Obesidade tem remédio

A obesidade, tratada pela Organização Mundial de Saúde como um dos principais temas de saúde pública em todos os continentes, pode se associar a outros problemas, como hipertensão arterial, diabetes mellitus, esteatose hepática, apneia obstrutiva do sono, doenças articulares, distúrbios psiquiátricos e mesmo câncer.

A Organização Mundial de Saúde projeta índices preocupantes. Em 2025, deve haver mais de 700 milhões de obesos e cerca de 2,3 bilhões de adultos com sobrepeso no mundo. O número de crianças, na estimativa mundial, pode chegar a 75 milhões. No Brasil, dados divulgados em junho deste ano pelo Ministério da Saúde indicam que 18,9% da população acima de 18 anos nas capitais é obesa. O percentual é 60,2% maior que o obtido no primeiro levantamento realizado em 2006 pelo MS. Na região Sudeste, o excesso de peso atinge 50,45% dos adultos e 38,8% das crianças entre cinco e nove anos.

O dia 11 de outubro é dedicado à prevenção da obesidade no Brasil e a luta incansável contra a balança (e a favor do bem-estar) encontra grandes aliados na dieta equilibrada e na prática de exercícios físicos. Para muitas pessoas, porém, essa combinação para perder peso se mostra insuficiente. Nesses casos, o tratamento com remédios não é apenas indicado, mas pode trazer bons resultados.

Fatores como idade, genética, mudanças hormonais e bioquímicas, uso de medicamentos (entre eles alguns antidepressivos) e problemas articulares são alguns fatores que tornam a batalha contra o emagrecimento ainda mais difícil. Os remédios para emagrecer, nesses casos, são indicados, mas é importante ressaltar que o uso só deve ser considerado depois que constatada a dificuldade para perder peso mesmo com mudanças de hábitos de vida, como plano alimentar adequado e prática de exercícios físicos apropriados.

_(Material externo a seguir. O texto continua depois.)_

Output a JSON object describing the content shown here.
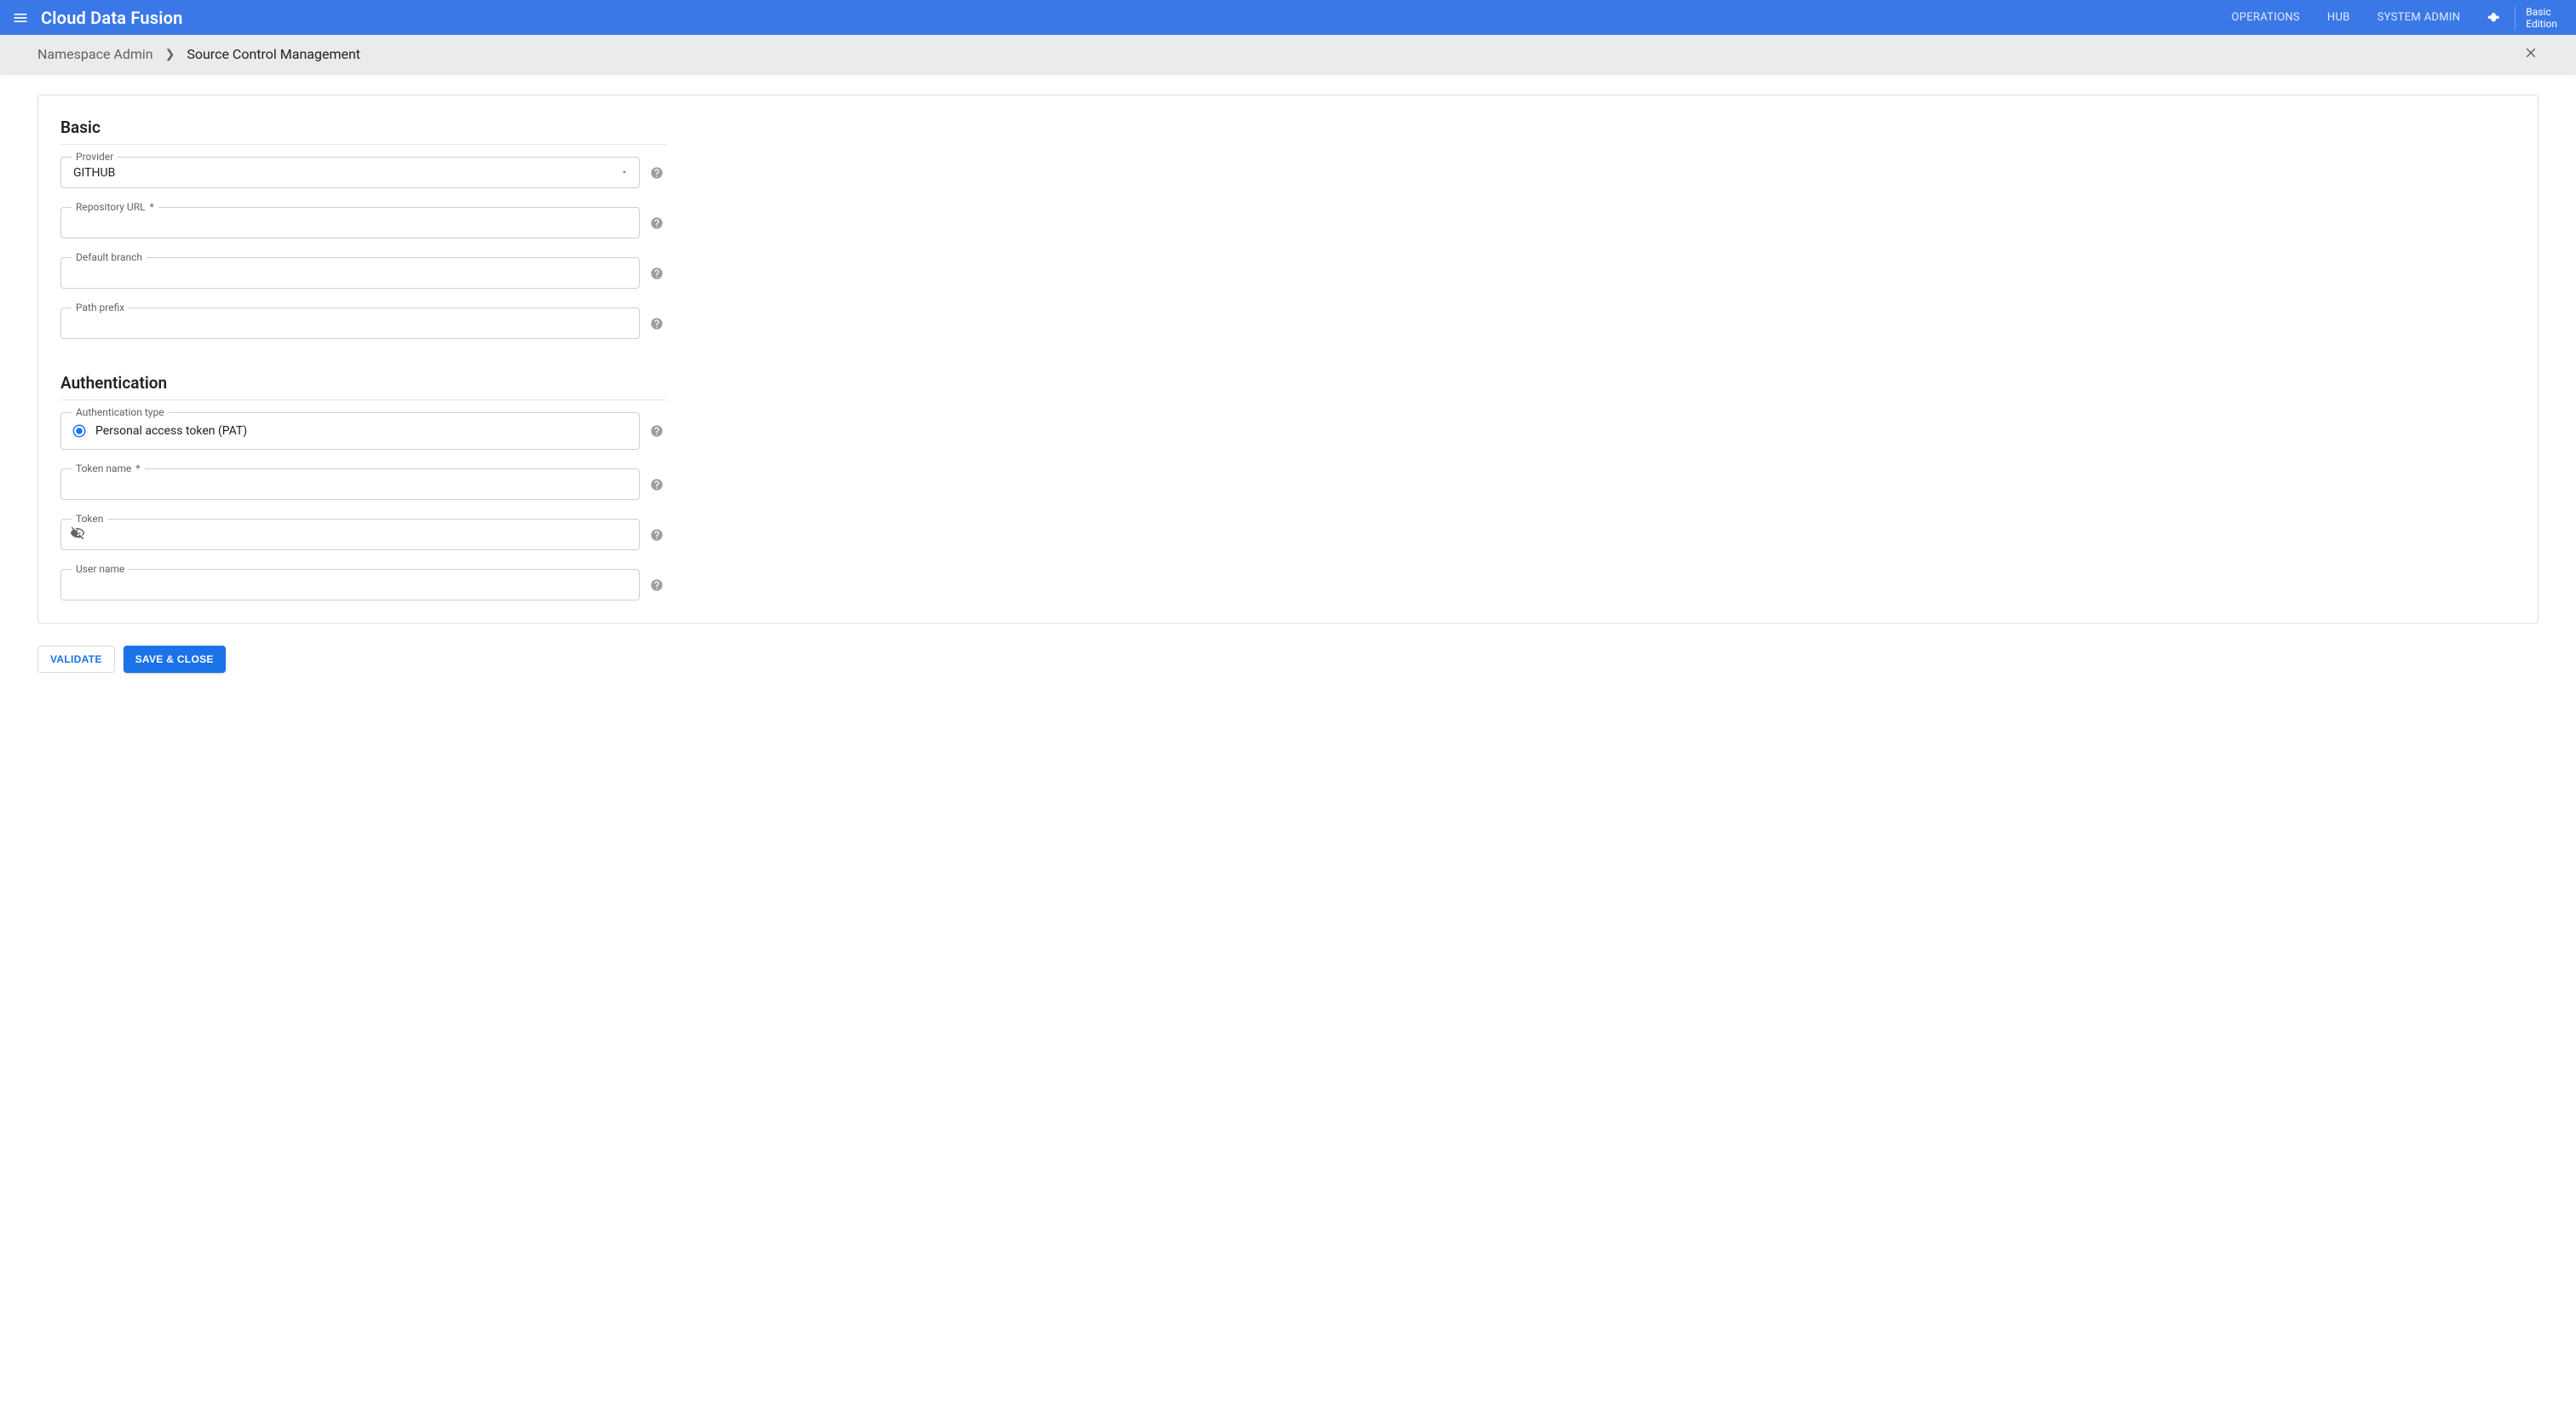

As medicações agem de várias formas no organismo, podendo atuar no cérebro com aumento da saciedade e diminuição da fome, provocando um leve aumento do metabolismo corporal ou ainda interferindo na absorção de gorduras no intestino. Com ou sem o uso de remédios, o acompanhamento de um médico especialista é fundamental, e é importante ter um plano de tratamento com fase inicial mais intensiva que tenha data de início, de fim e objetivo definido. Depois, segue-se a manutenção. Quando os benefícios compensam os riscos, o que acontece na quase totalidade dos casos de forma bastante significativa, o tratamento com medicamentos é absolutamente indicado.

Nathalia Ferreira é endocrinologista, formada em medicina pela Universidade Federal de Juiz de Fora (MG) e membro da Sociedade Brasileira de Endocrinologia e Metabologia. Entre 2010 e 2014, chefiou o Ambulatório de Obesidade Grave do Hospital do Servidor Público Estadual de São Paulo. Foi responsável pelos ambulatórios de Obesidade Grave, Pé Diabético e Endocrinologia e Gestação na Prefeitura Municipal de Santa Bárbara d’Oeste (SP). Atualmente, é responsável pelo Programa Peso Saudável no IAMSPE-SP, que tem sua versão em Campinas com o nome de Attraversiamo.